Verein Soziokultur soll erst Stellung nehmen und eigene Verbesserungsvorschläge machen / Eindrucksvolle Demo im Ratssaal.

  1. Demonstration der Stärke: mehr als 60 Jugendliche hatte das „Irrlicht“ für die Sitzung des Gemeinderats am Montag mobilisiert. Eine Rekordkulisse. Viele kamen gar nicht mehr in den Saal hinein. Foto: André Hönig

SCHOPFHEIM. (Irr-)Licht am Streit-Horizont: Beigeordneter Ruthard Hirschner nahm am Montag das umstrittene Thema Mietkündigung von der Tagesordnung und reichte den Jugendlichen die Hand: Sie sollen jetzt zuerst angehört werden und eigene Vorschläge zur Verbesserung machen. Sprecher des "Irrlichts" reagierten erfreut auf die diese Kehrtwende.

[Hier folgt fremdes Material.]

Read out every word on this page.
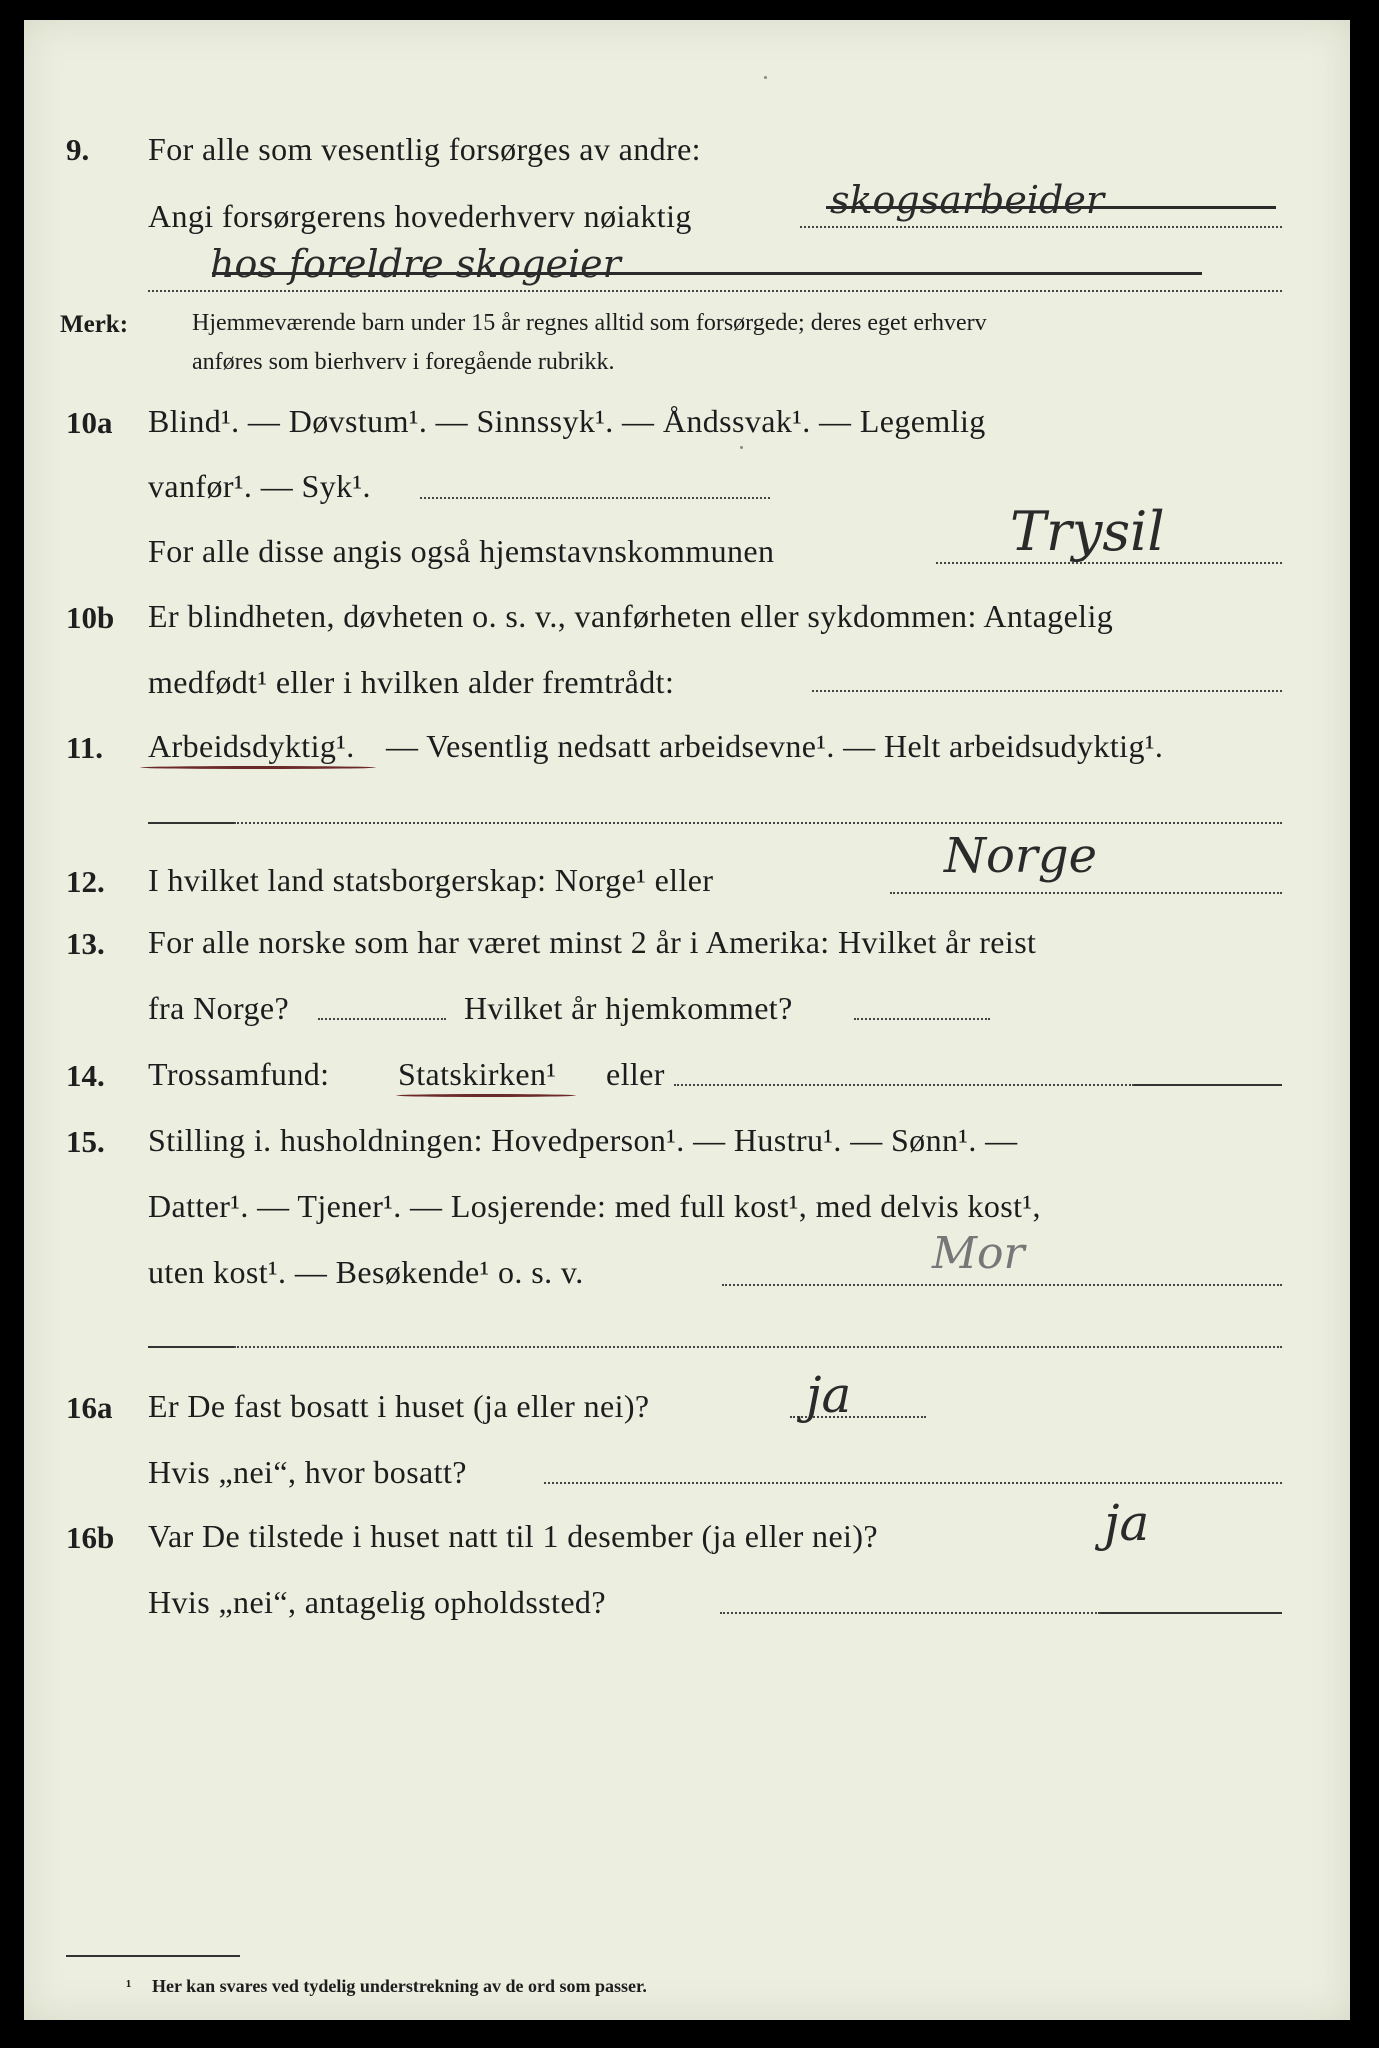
9. For alle som vesentlig forsørges av andre:
Angi forsørgerens hovederhverv nøiaktig	skogsarbeider
hos foreldre skogeier
Merk:	Hjemmeværende barn under 15 år regnes alltid som forsørgede; deres eget erhverv
anføres som bierhverv i foregående rubrikk.
10a Blind¹. — Døvstum¹. — Sinnssyk¹. — Åndssvak¹. — Legemlig
vanfør¹. — Syk¹.
For alle disse angis også hjemstavnskommunen	Trysil
10b Er blindheten, døvheten o. s. v., vanførheten eller sykdommen: Antagelig
medfødt¹ eller i hvilken alder fremtrådt:
11. Arbeidsdyktig¹. — Vesentlig nedsatt arbeidsevne¹. — Helt arbeidsudyktig¹.
12. I hvilket land statsborgerskap: Norge¹ eller	Norge
13. For alle norske som har været minst 2 år i Amerika: Hvilket år reist
fra Norge?	Hvilket år hjemkommet?
14. Trossamfund: Statskirken¹ eller
15. Stilling i. husholdningen: Hovedperson¹. — Hustru¹. — Sønn¹. —
Datter¹. — Tjener¹. — Losjerende: med full kost¹, med delvis kost¹,
uten kost¹. — Besøkende¹ o. s. v.	Mor
16a Er De fast bosatt i huset (ja eller nei)?	ja
Hvis „nei“, hvor bosatt?
16b Var De tilstede i huset natt til 1 desember (ja eller nei)?	ja
Hvis „nei“, antagelig opholdssted?
¹ Her kan svares ved tydelig understrekning av de ord som passer.
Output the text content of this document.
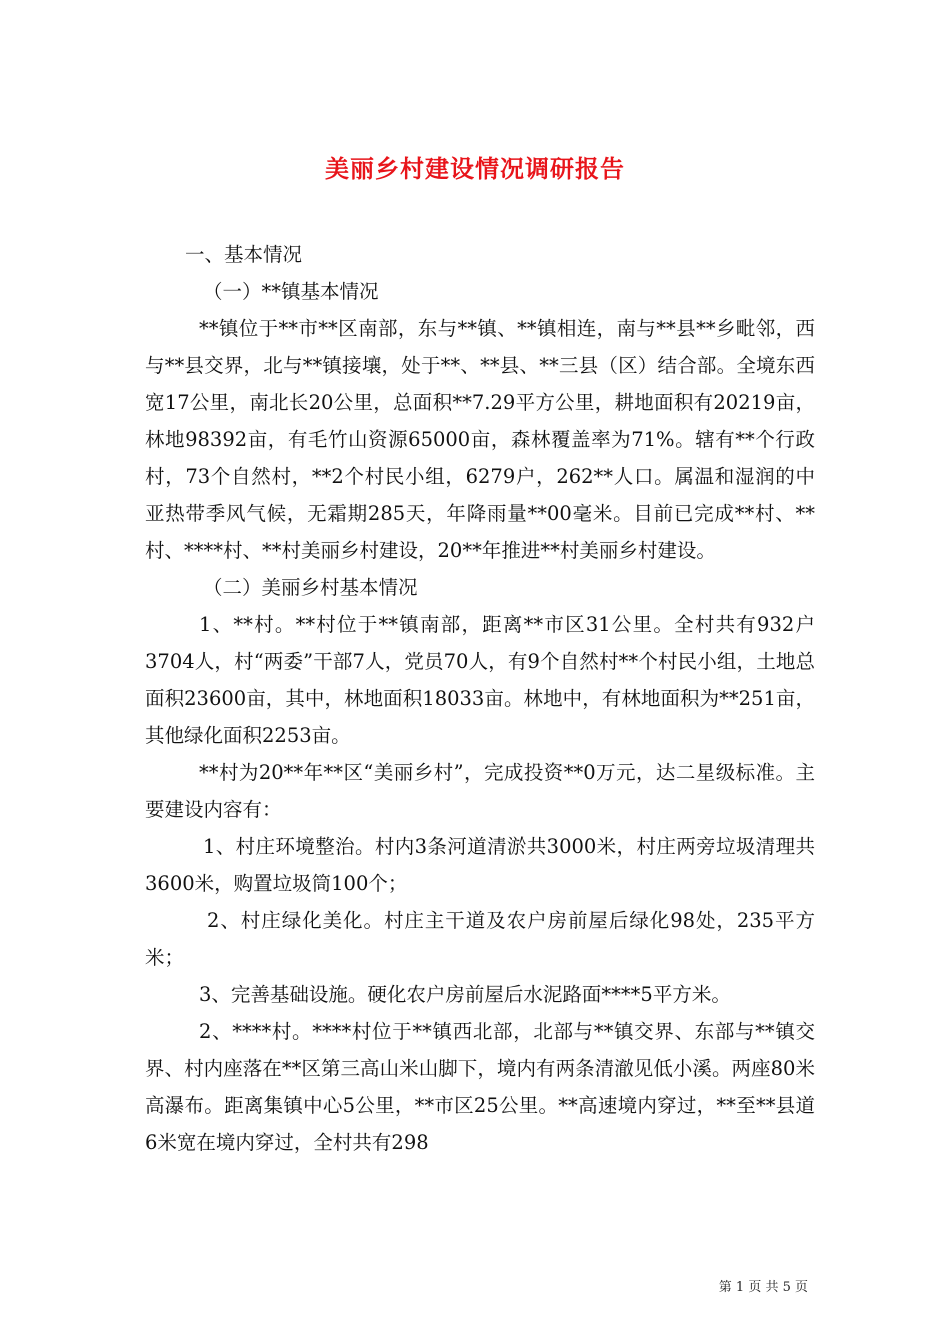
美丽乡村建设情况调研报告

一、基本情况

（一）**镇基本情况

**镇位于**市**区南部，东与**镇、**镇相连，南与**县**乡毗邻，西与**县交界，北与**镇接壤，处于**、**县、**三县（区）结合部。全境东西宽17公里，南北长20公里，总面积**7.29平方公里，耕地面积有20219亩，林地98392亩，有毛竹山资源65000亩，森林覆盖率为71%。辖有**个行政村，73个自然村，**2个村民小组，6279户，262**人口。属温和湿润的中亚热带季风气候，无霜期285天，年降雨量**00毫米。目前已完成**村、**村、****村、**村美丽乡村建设，20**年推进**村美丽乡村建设。

（二）美丽乡村基本情况

1、**村。**村位于**镇南部，距离**市区31公里。全村共有932户3704人，村“两委”干部7人，党员70人，有9个自然村**个村民小组，土地总面积23600亩，其中，林地面积18033亩。林地中，有林地面积为**251亩，其他绿化面积2253亩。

**村为20**年**区“美丽乡村”，完成投资**0万元，达二星级标准。主要建设内容有：

1、村庄环境整治。村内3条河道清淤共3000米，村庄两旁垃圾清理共3600米，购置垃圾筒100个；

2、村庄绿化美化。村庄主干道及农户房前屋后绿化98处，235平方米；

3、完善基础设施。硬化农户房前屋后水泥路面****5平方米。

2、****村。****村位于**镇西北部，北部与**镇交界、东部与**镇交界、村内座落在**区第三高山米山脚下，境内有两条清澈见低小溪。两座80米高瀑布。距离集镇中心5公里，**市区25公里。**高速境内穿过，**至**县道6米宽在境内穿过，全村共有298

第 1 页 共 5 页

Rekordkulisse im Rathaussaal: Mit mehr als 60 Jugendlichen war der Verein Soziokultur e.V. Montagabend angerückt – weit mehr, als der Saal fassen konnte. Viele mussten draußen im Treppenhaus bleiben. Gleichwohl oder gerade deshalb war es eine eindrucksvolle Demonstration des Stellenwerts des "Irrlichts" bei vielen Jugendlichen. Mobilisiert hatte sie die von der SPD beantragte befristete Aussetzung des Mietverhältnisses – gedacht als Denkpause wegen diverser angeblicher oder tatsächlicher Vorfälle in der Vergangenheit (wir berichteten).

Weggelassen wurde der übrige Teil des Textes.